- Mark as New
- Bookmark
- Subscribe
- Mute
- RSS Feed
- Permalink
- Report Inappropriate Content
I have multiple CSV input files that I have been importing into a single dataset. Each report has nearly the exact same format: there's a separate header and body section, the header always has seven "variables", the body always has 15 variables, and there's always 2 blank lines separating the two sections - the only difference is that there can be a variable number of rows in the body section. See green-shaded table in the attachment.
When importing these files into a single dataset, I've been lopping off the headers and just keeping the bodies of each report - see blue-shaded table.
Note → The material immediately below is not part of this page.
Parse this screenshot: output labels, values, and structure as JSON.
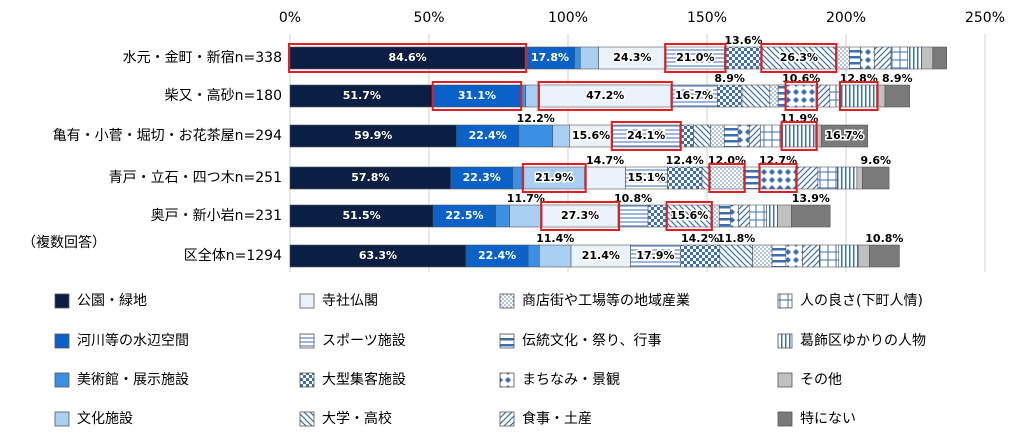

But I'd like to keep some of the data in each report header by inserting them as new columns in the output dataset. See pink-shaded table, where I've transposed "HeaderVar5" from a row in each input report's header into a single column in the output.
I'm using SAS 9.4. Here's the code I have so far:
PROC IMPORT OUT=TEST
DATAFILE= "C:\filepath\xyz.report.*"
DBMS=DLM REPLACE;
DELIMITER='2C'x;
GETNAMES=NO;
DATAROW=7;
RUN;
data test; set test;
if BodyVar3 in ("",'BodyVar3') then delete;RUN;
- Mark as New
- Bookmark
- Subscribe
- Mute
- RSS Feed
- Permalink
- Report Inappropriate Content
What does the XLSX attachment have to do with the question? Where are the CSV files you mentioned?
I don't think PROC IMPORT can handle multiple input files at once. Did that code you posted even run? If not then show the log.
If you want to read multiple CSV files at once then write you own data step.
- Mark as New
- Bookmark
- Subscribe
- Mute
- RSS Feed
- Permalink
- Report Inappropriate Content
data import_all_data;
*make sure variables to store file name are long enough;
length filename txt_file_name $256;
*keep file name from record to record;
retain txt_file_name;
*Use wildcard in input;
infile "Path\*.txt" eov=eov filename=filename truncover;
*Input first record and hold line;
input@;
*Check if this is the first record or the first record in a new file;
*If it is, replace the filename with the new file name and move to next line;
if _n_ eq 1 or eov then do;
txt_file_name = scan(filename, -1, "\");
eov=0;
record_type = 'H';
end;
*Otherwise go to the import step and read the files;
else do;
record_type = 'D';
input
*Place input code here;
;
run;
Try something like the above, filling in your INPUT statement and modifying teh INFILE statement as needed.
Untested because of no data.
@wwtt wrote:
I have multiple CSV input files that I have been importing into a single dataset. Each report has nearly the exact same format: there's a separate header and body section, the header always has seven "variables", the body always has 15 variables, and there's always 2 blank lines separating the two sections - the only difference is that there can be a variable number of rows in the body section. See green-shaded table in the attachment.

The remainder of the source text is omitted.